Saturday, December 11, 2010

Bokeh Experiments - How To

Seasons greetings everyone.

After my earlier post of Instant miniature studio many had left comments saying it was useful. Thanks for your comments and feedback. With Christmas and the new year aproaching, here is an interesting walk through to make your photographs more interesting this season. This time we are going to play around with the bokeh.

Its fairly simple to get a bokeh like the below one. You need to keep the lens in a low aperture like f/1.8 and with some back ground light. 


But what do to when you want to make it more interesting like the one below? 
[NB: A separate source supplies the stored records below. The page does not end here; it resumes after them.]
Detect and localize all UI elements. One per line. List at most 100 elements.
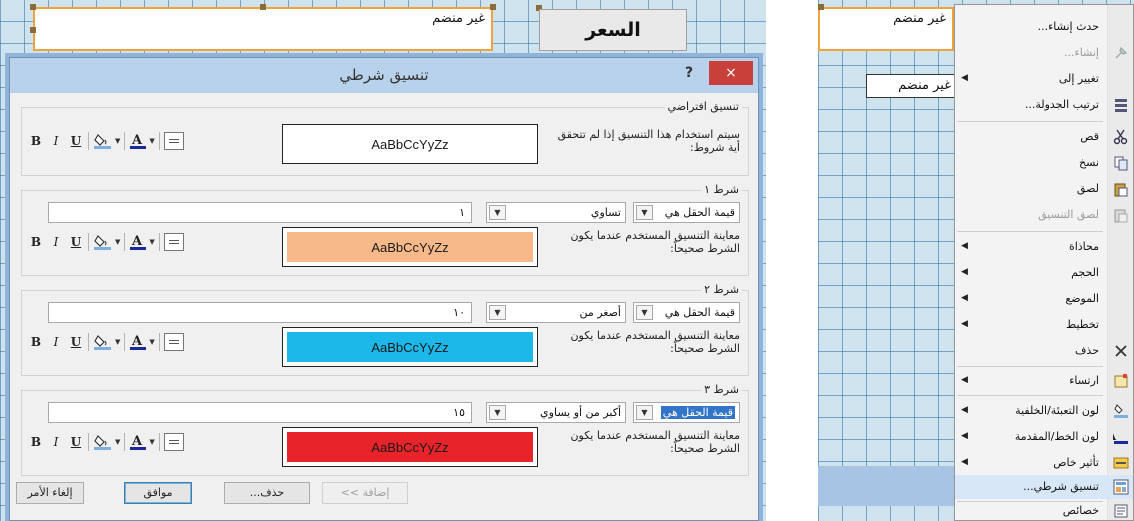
chevron-down-icon[interactable]: ▼: [489, 205, 506, 220]
menu-item-label: لون الخط/المقدمة: [1014, 430, 1099, 443]
underline-button[interactable]: U: [68, 232, 84, 252]
chevron-down-icon[interactable]: ▼: [636, 205, 653, 220]
chevron-down-icon[interactable]: ▼: [115, 438, 120, 446]
menu-item-conditional-formatting[interactable]: تنسيق شرطي...: [955, 475, 1133, 499]
underline-button[interactable]: U: [68, 131, 84, 151]
menu-item-label: حذف: [1075, 344, 1099, 357]
bold-button[interactable]: B: [28, 232, 44, 252]
chevron-down-icon[interactable]: ▼: [636, 305, 653, 320]
bold-button[interactable]: B: [28, 432, 44, 452]
operator-select[interactable]: تساوي ▼: [486, 202, 626, 223]
section-description: معاينة التنسيق المستخدم عندما يكون الشرط…: [570, 329, 740, 355]
menu-item-layout[interactable]: تخطيط ◀: [955, 313, 1133, 337]
italic-button[interactable]: I: [48, 232, 64, 252]
dialog-titlebar[interactable]: تنسيق شرطي ? ×: [10, 58, 758, 93]
price-label[interactable]: السعر: [539, 9, 687, 51]
menu-item-special-effect[interactable]: تأثير خاص ◀: [955, 451, 1133, 475]
font-color-button[interactable]: A ▼: [129, 333, 155, 351]
resize-handle[interactable]: [490, 4, 496, 10]
menu-item-align[interactable]: محاذاة ◀: [955, 235, 1133, 259]
chevron-down-icon[interactable]: ▼: [149, 238, 154, 246]
menu-item-change-to[interactable]: تغيير إلى ◀: [955, 67, 1133, 91]
menu-item-anchoring[interactable]: ارتساء ◀: [955, 369, 1133, 393]
resize-handle[interactable]: [30, 4, 36, 10]
cancel-button[interactable]: إلغاء الأمر: [16, 482, 84, 504]
condition-section: شرط ٣ قيمة الحقل هي ▼ أكبر من أو يساوي ▼…: [21, 383, 749, 476]
menu-item-label: قص: [1080, 130, 1099, 143]
condition-value-input[interactable]: ١: [48, 202, 472, 223]
condition-value-input[interactable]: ١٠: [48, 302, 472, 323]
italic-button[interactable]: I: [48, 131, 64, 151]
close-button[interactable]: ×: [709, 61, 753, 85]
menu-item-build[interactable]: إنشاء...: [955, 41, 1133, 65]
help-button[interactable]: ?: [680, 61, 698, 85]
font-color-button[interactable]: A ▼: [129, 433, 155, 451]
bold-button[interactable]: B: [28, 131, 44, 151]
chevron-down-icon[interactable]: ▼: [115, 238, 120, 246]
font-color-button[interactable]: A ▼: [129, 132, 155, 150]
paint-bucket-icon: [94, 134, 111, 149]
chevron-down-icon[interactable]: ▼: [149, 438, 154, 446]
menu-item-properties[interactable]: خصائص: [955, 501, 1133, 521]
svg-text:A: A: [131, 234, 143, 249]
enable-toggle-button[interactable]: [163, 132, 184, 150]
underline-button[interactable]: U: [68, 432, 84, 452]
field-mode-select[interactable]: قيمة الحقل هي ▼: [633, 402, 740, 423]
paint-bucket-icon: [94, 335, 111, 350]
field-mode-select[interactable]: قيمة الحقل هي ▼: [633, 202, 740, 223]
font-color-button[interactable]: A ▼: [129, 233, 155, 251]
chevron-down-icon[interactable]: ▼: [636, 405, 653, 420]
delete-button[interactable]: حذف...: [224, 482, 310, 504]
menu-item-size[interactable]: الحجم ◀: [955, 261, 1133, 285]
chevron-down-icon[interactable]: ▼: [489, 305, 506, 320]
resize-handle[interactable]: [818, 4, 824, 10]
chevron-down-icon[interactable]: ▼: [115, 338, 120, 346]
menu-item-copy[interactable]: نسخ: [955, 151, 1133, 175]
operator-select[interactable]: أصغر من ▼: [486, 302, 626, 323]
add-button[interactable]: إضافة >>: [322, 482, 408, 504]
enable-toggle-button[interactable]: [163, 233, 184, 251]
chevron-down-icon[interactable]: ▼: [149, 338, 154, 346]
fill-color-button[interactable]: ▼: [93, 132, 120, 150]
unbound-label: غير منضم: [893, 11, 946, 26]
resize-handle[interactable]: [30, 27, 36, 33]
menu-item-label: تخطيط: [1066, 318, 1099, 331]
condition-section: شرط ١ قيمة الحقل هي ▼ تساوي ▼ ١ B I U ▼ …: [21, 183, 749, 276]
toolbar-separator: [124, 233, 126, 251]
fill-color-button[interactable]: ▼: [93, 433, 120, 451]
unbound-textbox-selected[interactable]: غير منضم: [33, 7, 493, 51]
ok-button[interactable]: موافق: [124, 482, 192, 504]
underline-button[interactable]: U: [68, 332, 84, 352]
enable-toggle-button[interactable]: [163, 333, 184, 351]
unbound-textbox-selected[interactable]: غير منضم: [818, 7, 954, 51]
paste-icon: [1112, 181, 1129, 197]
menu-item-delete[interactable]: حذف: [955, 339, 1133, 363]
italic-button[interactable]: I: [48, 432, 64, 452]
menu-item-tab-order[interactable]: ترتيب الجدولة...: [955, 93, 1133, 117]
menu-item-position[interactable]: الموضع ◀: [955, 287, 1133, 311]
operator-select[interactable]: أكبر من أو يساوي ▼: [486, 402, 626, 423]
bold-button[interactable]: B: [28, 332, 44, 352]
condition-row: قيمة الحقل هي ▼ أصغر من ▼ ١٠: [48, 302, 740, 324]
chevron-down-icon[interactable]: ▼: [115, 137, 120, 145]
section-title: شرط ١: [701, 183, 742, 196]
unbound-textbox[interactable]: غير منضم: [866, 74, 956, 98]
chevron-down-icon[interactable]: ▼: [489, 405, 506, 420]
section-title: شرط ٢: [701, 283, 742, 296]
menu-item-build-event[interactable]: حدث إنشاء...: [955, 15, 1133, 39]
menu-item-paste-formatting[interactable]: لصق التنسيق: [955, 203, 1133, 227]
condition-value-input[interactable]: ١٥: [48, 402, 472, 423]
fill-color-button[interactable]: ▼: [93, 233, 120, 251]
menu-item-paste[interactable]: لصق: [955, 177, 1133, 201]
menu-item-cut[interactable]: قص: [955, 125, 1133, 149]
chevron-down-icon[interactable]: ▼: [149, 137, 154, 145]
italic-button[interactable]: I: [48, 332, 64, 352]
menu-item-fill-color[interactable]: لون التعبئة/الخلفية ◀: [955, 399, 1133, 423]
menu-item-label: خصائص: [1062, 504, 1099, 517]
delete-x-icon: [1112, 343, 1129, 359]
enable-toggle-button[interactable]: [163, 433, 184, 451]
fill-color-button[interactable]: ▼: [93, 333, 120, 351]
resize-handle[interactable]: [260, 4, 266, 10]
field-mode-select[interactable]: قيمة الحقل هي ▼: [633, 302, 740, 323]
menu-item-font-color[interactable]: A لون الخط/المقدمة ◀: [955, 425, 1133, 449]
Here is how to do it. You can easily try it at home. You will need:
1. Camera and a low aperture lens (50 mm f/1.8)
2. Chart paper, preferably black.
3. Compass and Scale.
4. Paper cutting knife and scissors. 


Measure the diameter of your lens or simply go with the measurement of your filter that you got for the lens. Use that measurement to make circular rings in the chart paper using the compass and scissors. Make sure the ring exactly fits in the lens (one would need to remove any lens filters attached, for this experiment). Now draw shapes(hearts, square, clove, anything) in the center of the circular paper ring and make sure the shapes are exactly at the center. Use the paper cutting knife to cut out the shape that was drawn.


Now it's almost done, fit the circular rings in front of your lens and start clicking. Enjoy the custom bokeh shapes. 

Technical mumbo-jumbo or How It Actually works:
Technically the shape of the bokeh is controlled by the shape of the aperture. Ideally the aperture is made of multiple blades to form a near circular shape. As the number of blades differ from lens to lens, by keeping a high f-number like f/5.6 the bokeh produced might be polygon in shape. Here since the light entering the lens is controlled by a custom shape which overrides the default circular ring of the aperture, it gives the bokeh a custom shape. This said, it is left to each one's creativity to decide the shape and the kind of picture to use these techniques on. 



P.S. It was fun to use the compass after eight years, last I used it was in the Engineering drawing class in the first semester of college.